If assumption 2, 3, and/or 3 do not hold, t-based or Wilcoxon methods are no longer applicable. Randomization technically does not require any assumptions, although some assumptions or conditions may be needed depending on how the effect is being quantified (differences in mean, medians, or other measures). Here, we use randomization tests to determine if an effect is significant when using a difference in means and difference in medians. Keep in mind that randomization tests do not have sample size requirements. However, the less data you have, the less power the test has to detect a significant effect or significant difference between two groups.

Comparing means

Here we use a randomization test when quantifying the attribute using the mean. As a test statistic, we use the form of the test statistic provided by Welch’s t-test for the randomization test. The interest here is in determining if an effect (when measures as a difference in means) is significant. Since the test statistic uses both the sample mean and sample standard deviation, this version of the randomization test will require assumption 2. The R function used to conduct the randomization test has similar syntax to that of the t-based methods, but with additional arguments.

R functions

### two.mean.test( y ~ x , data , first.level,
###            direction, randtest, 
###            nshuffles)
# randtest: Set equal to TRUE to obtain the test statistic and p-value
#      for the randomization test (for comparing means).
# nshuffles: Set equal to the desired number of randomizations.

Note

Discussion of the t-based methods showed that outliers are present in the data from the case study discussed in Chapter 3, so this test is not appropriate for the data. However, for illustration we carry out the test on the data. The aim is to determine if there is significant county effect on PM10 levels when considering Kern and Fresno county. Let \(\delta_\mu=\mu_K - \mu_F\). The hypothesis is

\[H_0: \delta_\mu=0 \qquad H_a: \delta_\mu \neq 0\]

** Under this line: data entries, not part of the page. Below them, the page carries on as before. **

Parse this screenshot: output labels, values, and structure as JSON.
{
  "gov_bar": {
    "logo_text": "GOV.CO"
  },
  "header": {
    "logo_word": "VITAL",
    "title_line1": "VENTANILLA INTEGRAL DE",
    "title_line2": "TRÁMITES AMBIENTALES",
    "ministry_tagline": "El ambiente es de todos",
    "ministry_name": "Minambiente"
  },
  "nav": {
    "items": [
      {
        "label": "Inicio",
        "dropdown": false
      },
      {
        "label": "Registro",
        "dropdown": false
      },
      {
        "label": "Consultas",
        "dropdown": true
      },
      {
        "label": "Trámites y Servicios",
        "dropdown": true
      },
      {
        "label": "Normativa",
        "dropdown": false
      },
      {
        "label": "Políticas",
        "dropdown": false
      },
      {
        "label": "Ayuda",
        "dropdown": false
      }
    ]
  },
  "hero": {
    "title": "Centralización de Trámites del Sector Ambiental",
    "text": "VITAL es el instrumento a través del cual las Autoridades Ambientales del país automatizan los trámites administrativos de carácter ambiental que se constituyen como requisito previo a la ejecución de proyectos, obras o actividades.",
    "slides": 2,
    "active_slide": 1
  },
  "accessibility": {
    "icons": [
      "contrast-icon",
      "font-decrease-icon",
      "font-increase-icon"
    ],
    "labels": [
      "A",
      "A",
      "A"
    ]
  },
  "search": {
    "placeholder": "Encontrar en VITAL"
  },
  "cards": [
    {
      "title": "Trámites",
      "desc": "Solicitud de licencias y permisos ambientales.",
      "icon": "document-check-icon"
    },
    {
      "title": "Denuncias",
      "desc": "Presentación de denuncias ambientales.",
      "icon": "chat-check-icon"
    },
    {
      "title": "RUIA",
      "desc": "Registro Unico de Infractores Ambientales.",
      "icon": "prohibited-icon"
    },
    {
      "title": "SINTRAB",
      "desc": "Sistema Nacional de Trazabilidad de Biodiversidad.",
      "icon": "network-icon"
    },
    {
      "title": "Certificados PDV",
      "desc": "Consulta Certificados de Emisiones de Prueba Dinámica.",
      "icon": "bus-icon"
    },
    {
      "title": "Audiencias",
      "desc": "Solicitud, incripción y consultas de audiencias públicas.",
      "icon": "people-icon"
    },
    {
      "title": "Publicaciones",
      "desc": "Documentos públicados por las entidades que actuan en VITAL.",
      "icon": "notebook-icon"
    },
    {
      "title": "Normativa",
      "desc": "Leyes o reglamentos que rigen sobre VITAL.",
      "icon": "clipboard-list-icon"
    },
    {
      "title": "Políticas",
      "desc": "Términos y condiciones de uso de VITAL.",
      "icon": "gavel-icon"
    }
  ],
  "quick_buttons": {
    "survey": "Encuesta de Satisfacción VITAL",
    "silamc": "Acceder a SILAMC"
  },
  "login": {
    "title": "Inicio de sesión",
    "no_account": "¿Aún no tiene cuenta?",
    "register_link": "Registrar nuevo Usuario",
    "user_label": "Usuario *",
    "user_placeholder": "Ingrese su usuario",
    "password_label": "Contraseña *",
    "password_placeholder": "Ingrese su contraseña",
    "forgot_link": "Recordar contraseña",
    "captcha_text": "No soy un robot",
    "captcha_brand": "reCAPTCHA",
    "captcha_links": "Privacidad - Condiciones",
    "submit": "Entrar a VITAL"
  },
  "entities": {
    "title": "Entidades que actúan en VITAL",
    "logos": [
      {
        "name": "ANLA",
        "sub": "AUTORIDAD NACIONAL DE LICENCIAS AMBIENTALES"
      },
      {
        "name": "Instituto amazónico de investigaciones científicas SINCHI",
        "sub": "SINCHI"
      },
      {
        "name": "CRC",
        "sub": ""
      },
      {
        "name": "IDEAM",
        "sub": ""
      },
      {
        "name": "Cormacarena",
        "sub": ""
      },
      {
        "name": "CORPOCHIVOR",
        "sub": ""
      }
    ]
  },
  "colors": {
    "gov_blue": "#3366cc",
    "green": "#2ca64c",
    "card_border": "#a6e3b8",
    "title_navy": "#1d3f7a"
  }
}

The following code uses two.mean.test() to compute the test statistic and the corresponding p-value for a randomization test involving a difference in means.

R code
Video

Code

# Data was imported earlier in the section 
# and 'mutate' converted 'county' into a factor variable.

# Source the function two.mean.test() so that it's R's memory.
source("rfuns/two.mean.test.R")

# The function will require the following information:
# y: Replace with 'PM10'
# x: Replace with 'county'
# data: Set equal to a 'KernFresnoPM10df'
# first.level: In the hypothesis, Kern county appeared first in the
#       difference, so set equal to "Kern"
# direction: It is a two-sided alternative, so set equal to "two.sided"
# randtest: Set equal to TRUE. 
# nshuffles: Set equal to 30,000 


two.mean.test(PM10 ~ county ,           # specify the variables for the test
              data = KernFresnoPM10df , # specify the data frame to use
              first.level = "Kern" ,    # specify the first level in the hypothesis
              direction = "two.sided" , # specify a two-sided alternative
              randtest = TRUE ,         # perform a simulation-based test
              nshuffles = 30000 )       # set the number of randomizations to 30,000



#>   Simulation based two-sample test for independent samples 
#>               
#> formula: PM10 ~ county 
#> sample mean of Kern group: 35.06717 
#> sample mean of Fresno group: 41.09943 
#> sample sd of Kern group: 32.26383 
#> sample sd of Fresno group: 31.88051 

#> difference between groups: ( Kern group ) - ( Fresno group ) 
#> obs t-test statistic: -4.807498       p-value = 0 
#> df= N/A 
#> direction: two.sided

The output is nearly identical as when conducting a Welch t-test in that it provides some summary statistics, the observed value of the test statistic, and p-value. These type of randomization methods do not provide CIs so one can not assess the size of the effect. At \(\alpha=.01\), we obtain the same decision and conclusion as with the previous tests.

Comparing medians

Here we quantify the attribute using the median. For the test statistic in the randomization test, we use the form of the test statistic provided by the Wilcox rank sum test. The interest here is in determining if an effect (when measures as a difference in medians) is significant. The R function to carry out this test is the same function as with the wilcoxon-based methods, but with some additional arguments to conduct the randomization test.

R functions

### two.wilcox.test( y ~ x , data , first.level,
###            direction, conf.level)
###            randtest, nshuffles)
# randtest: Set equal to TRUE to obtain the test statistic and p-value
#      for the randomization test (for comparing medians).
# nshuffles: Set equal to the desired number of randomizations.

Note

Discussion of the wilcoxon-based methods showed that the data described the case study provided in Chapter 3 are appropriate for the data. However, given the large sample, the Wilcox rank sum test approximates the p-value using the standard normal distribution. This approximation generally works well, but the quality of the approximation declines when the underlying distributions of the two groups are highly skewed or have heavy tails, or as the number of ties increases. Note below that the histogram shows that the PM10 levels in both counties are right skewed. Further, there are over 2000 ties in the data. Therefore, this randomization test provides a more accurate result for this data.

Code

# Data was imported earlier in the section 
# and 'mutate' converted 'county' into a factor variable.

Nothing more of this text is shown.